The result of all these safeguards is that the Mac rarely, if ever, needs to have its disk space defragmented. The only real exception to this is when your hard drive has less than 10 percent free space. At that point, the Mac operating system is unable to perform its automatic defragmentation routines, and you should consider either removing files or expanding your disk storage size.

Is There Any Reason Not to Defragment My Mac's Drive?

As we mentioned above, you probably don’t need to defragment your drives, because your Mac takes care of that for you. However, there are some types of tasks that can benefit from defragmented drives; specifically, when working with real-time or near real-time data acquisition or manipulation. Think video or audio recording and editing, complex scientific data acquisition, or working with time-sensitive data.

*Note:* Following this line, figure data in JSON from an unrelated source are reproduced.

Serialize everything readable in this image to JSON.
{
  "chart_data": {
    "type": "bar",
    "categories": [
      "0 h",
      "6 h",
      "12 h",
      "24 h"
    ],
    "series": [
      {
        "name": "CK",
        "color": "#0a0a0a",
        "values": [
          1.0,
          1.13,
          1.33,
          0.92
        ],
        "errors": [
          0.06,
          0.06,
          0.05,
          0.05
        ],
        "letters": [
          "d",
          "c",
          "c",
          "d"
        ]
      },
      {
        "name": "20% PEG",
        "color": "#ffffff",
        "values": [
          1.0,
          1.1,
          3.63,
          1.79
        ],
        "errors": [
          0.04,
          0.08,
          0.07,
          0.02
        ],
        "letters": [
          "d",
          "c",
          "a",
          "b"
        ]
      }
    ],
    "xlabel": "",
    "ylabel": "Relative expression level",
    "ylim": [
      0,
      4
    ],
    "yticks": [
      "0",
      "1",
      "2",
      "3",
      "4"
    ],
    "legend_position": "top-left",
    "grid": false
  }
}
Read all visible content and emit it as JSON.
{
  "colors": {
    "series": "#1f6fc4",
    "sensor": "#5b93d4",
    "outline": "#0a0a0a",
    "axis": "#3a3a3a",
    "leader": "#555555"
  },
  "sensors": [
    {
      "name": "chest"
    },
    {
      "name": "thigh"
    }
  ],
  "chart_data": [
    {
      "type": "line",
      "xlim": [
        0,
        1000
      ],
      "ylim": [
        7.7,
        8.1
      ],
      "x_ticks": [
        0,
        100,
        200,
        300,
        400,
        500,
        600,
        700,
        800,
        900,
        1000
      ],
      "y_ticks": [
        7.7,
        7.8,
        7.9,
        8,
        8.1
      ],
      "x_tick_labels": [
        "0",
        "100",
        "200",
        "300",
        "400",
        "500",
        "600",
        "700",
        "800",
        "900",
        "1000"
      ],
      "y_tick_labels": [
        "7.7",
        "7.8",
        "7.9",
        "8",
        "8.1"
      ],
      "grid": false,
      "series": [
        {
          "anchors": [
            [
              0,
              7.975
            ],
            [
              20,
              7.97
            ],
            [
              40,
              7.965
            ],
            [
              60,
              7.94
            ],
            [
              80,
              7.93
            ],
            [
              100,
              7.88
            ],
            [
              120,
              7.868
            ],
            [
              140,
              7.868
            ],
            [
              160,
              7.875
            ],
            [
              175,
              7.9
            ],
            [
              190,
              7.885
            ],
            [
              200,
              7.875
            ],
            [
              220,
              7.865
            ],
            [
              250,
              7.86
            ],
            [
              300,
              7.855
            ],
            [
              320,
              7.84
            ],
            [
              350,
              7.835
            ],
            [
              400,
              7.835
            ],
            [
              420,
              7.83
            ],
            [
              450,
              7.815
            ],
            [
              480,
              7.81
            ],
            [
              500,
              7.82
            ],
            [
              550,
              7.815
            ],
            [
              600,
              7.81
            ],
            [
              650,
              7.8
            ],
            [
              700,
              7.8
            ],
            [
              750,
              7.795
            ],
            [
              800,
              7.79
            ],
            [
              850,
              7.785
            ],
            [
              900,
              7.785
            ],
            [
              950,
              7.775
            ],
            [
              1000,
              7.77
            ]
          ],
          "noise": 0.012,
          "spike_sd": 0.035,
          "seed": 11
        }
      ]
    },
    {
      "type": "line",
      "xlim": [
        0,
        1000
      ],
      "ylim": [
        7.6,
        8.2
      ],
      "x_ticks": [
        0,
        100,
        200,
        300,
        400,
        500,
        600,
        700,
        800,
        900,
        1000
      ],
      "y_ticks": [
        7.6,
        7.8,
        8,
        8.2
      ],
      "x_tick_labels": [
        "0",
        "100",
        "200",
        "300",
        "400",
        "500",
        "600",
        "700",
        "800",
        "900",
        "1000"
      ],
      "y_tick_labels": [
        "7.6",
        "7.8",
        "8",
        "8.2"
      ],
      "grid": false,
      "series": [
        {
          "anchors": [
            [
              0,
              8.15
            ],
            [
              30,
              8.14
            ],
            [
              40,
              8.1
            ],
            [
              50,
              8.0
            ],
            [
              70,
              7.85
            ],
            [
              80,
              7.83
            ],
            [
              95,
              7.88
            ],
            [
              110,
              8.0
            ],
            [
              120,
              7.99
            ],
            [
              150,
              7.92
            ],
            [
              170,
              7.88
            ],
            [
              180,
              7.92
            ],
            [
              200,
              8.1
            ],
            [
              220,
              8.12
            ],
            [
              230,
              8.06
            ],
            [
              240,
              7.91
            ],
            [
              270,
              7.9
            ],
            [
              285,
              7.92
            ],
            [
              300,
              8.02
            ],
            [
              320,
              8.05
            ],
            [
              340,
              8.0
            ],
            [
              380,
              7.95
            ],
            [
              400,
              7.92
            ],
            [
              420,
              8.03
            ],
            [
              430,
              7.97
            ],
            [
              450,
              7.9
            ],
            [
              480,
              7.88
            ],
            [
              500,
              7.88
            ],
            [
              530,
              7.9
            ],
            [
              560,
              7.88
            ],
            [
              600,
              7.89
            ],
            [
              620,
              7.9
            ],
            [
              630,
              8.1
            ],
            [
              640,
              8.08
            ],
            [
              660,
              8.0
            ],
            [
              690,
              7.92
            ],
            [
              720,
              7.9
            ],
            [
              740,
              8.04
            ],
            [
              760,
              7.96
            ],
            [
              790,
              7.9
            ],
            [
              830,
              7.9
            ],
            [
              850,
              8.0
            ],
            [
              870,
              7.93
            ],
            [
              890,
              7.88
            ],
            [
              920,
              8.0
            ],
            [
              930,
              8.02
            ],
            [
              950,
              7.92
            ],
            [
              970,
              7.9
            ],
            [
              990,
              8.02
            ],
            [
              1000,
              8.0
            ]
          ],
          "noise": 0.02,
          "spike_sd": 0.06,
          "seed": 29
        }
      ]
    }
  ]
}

This only applies to standard hard drives. If you’re using an SSD, or a Fusion drive, its data should never be defragmented, as doing so can lead to writing amplification, a common cause of premature failure of the SSD. SSDs have a finite number of writes that can be performed. You can think of it as the memory location within the SSD becoming brittle with age. Each write to a memory location increases the age of the cell.

Because flash-based storage requires the memory locations to be erased before new data can be written to them, the process of defragging an SSD can lead to multiple write cycles, causing excessive wear on the SSD.

Will Defragmenting Harm My Drive?

As we mentioned, defragmenting an SSD or any flash-based storage device (this includes Fusion-based drives that use a small SSD/flash device along with a standard hard drive) can lead to premature failure by increasing the amount of wear (writing and reading of storage cells). In the case of a hard drive, one that uses a mechanical rotating platter, there's no significant chance of damage to the hard drive, or to your Mac, simply by performing a defrag. The only negative comes in the time it takes to perform the defragmentation.

What If I Decide That I Do Indeed Need to Defragment?

There are third-party utilities available that can defragment your Mac's drives. One of our favorites for this task is Drive Genius 4.

Drive Genius 4 does a lot more than offer the ability to defragment a Mac's drive; it includes the ability to monitor drive health as well as repair most drive problems.